UPDATE (March 2): The organizers have announced that they are re-scheduling the conference.
“…we unfortunately have decided to cancel…”
That was part of an email waiting for me this morning from Stéphane Grimaldi, the Directeur General of Le Mémorial de Caen in Normandy, France concerning a cartoonists’ conference I was due to attend in April. Mr. Grimaldi explained that because of security concerns and the fact the Memorial’s website had been hacked six times in less than a month, he had no choice but to cancel the meeting of 43 cartoonists from around the world.
I fully understand the organizers’ reasons for canceling the event; they have the responsibility of not only the safety of the invited cartoonists but also the safety of the community’s residents and businesses.
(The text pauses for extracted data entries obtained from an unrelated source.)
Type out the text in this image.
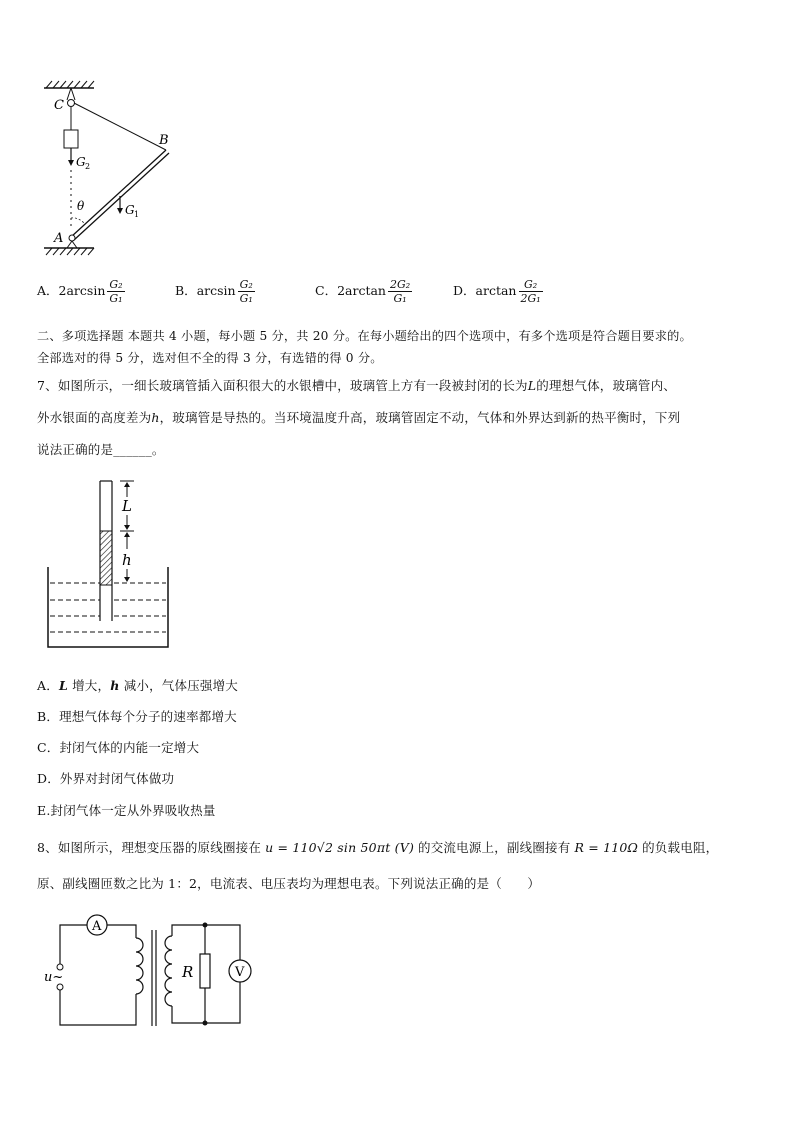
C
G 2
B
G 1
θ
A
A．$2\arcsin \frac{\text{G₂}}{\text{G₁}}$	B．$\arcsin \frac{\text{G₂}}{\text{G₁}}$	C．$2\arctan \frac{\text{2G₂}}{\text{G₁}}$	D．$\arctan \frac{\text{G₂}}{\text{2G₁}}$
二、多项选择题 本题共 4 小题，每小题 5 分，共 20 分。在每小题给出的四个选项中，有多个选项是符合题目要求的。
全部选对的得 5 分，选对但不全的得 3 分，有选错的得 0 分。
7、如图所示，一细长玻璃管插入面积很大的水银槽中，玻璃管上方有一段被封闭的长为L的理想气体，玻璃管内、
外水银面的高度差为h，玻璃管是导热的。当环境温度升高，玻璃管固定不动，气体和外界达到新的热平衡时，下列
说法正确的是______。
L
h
A．L 增大，h 减小，气体压强增大
B．理想气体每个分子的速率都增大
C．封闭气体的内能一定增大
D．外界对封闭气体做功
E.封闭气体一定从外界吸收热量
8、如图所示，理想变压器的原线圈接在 u = 110√2 sin 50πt (V) 的交流电源上，副线圈接有 R = 110Ω 的负载电阻，
原、副线圈匝数之比为 1：2，电流表、电压表均为理想电表。下列说法正确的是（　　）
A
u~	R	V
However, I was sad and angry when I read the email— sad because these cartoonist gatherings are a wonderful way to meet and get to know my colleagues from all different countries and cultures. We exchange stories about reactions to our cartoons, share what subjects are more difficult to address in each of our countries, and complain about getting paid for our work. This is the only group of people whose eyes light up when discussing the differences of working on a vellum or plate bristol board or the merits of a #1 to a #2 Windsor Newton Series 7 brush. They are an inquisitive bunch and are always up for a debate about current events which inevitably ends in pens being pulled out and restaurant napkin drawings to be passed around and shared.
I was angry about the cancellation because it again reminds me of the Paris murders and the senseless violence which is now a sad fact of my profession. I have said repeatedly ever since the Danish cartoon controversy in 2006 that there is no justification for violence if one is offended by a drawing. You can criticize, reject, ignore, protest, or draw your own opposing cartoon but threats and violence are not justified for any reason. Ever.
Just today, the Islamic State posted a video showing militants destroying Assyrian artifacts which date back to the 9th century. It’s stupefying to watch grown men destroying these priceless works of art because they have decided the sculptures are idols and therefore offensive, just like some cartoons.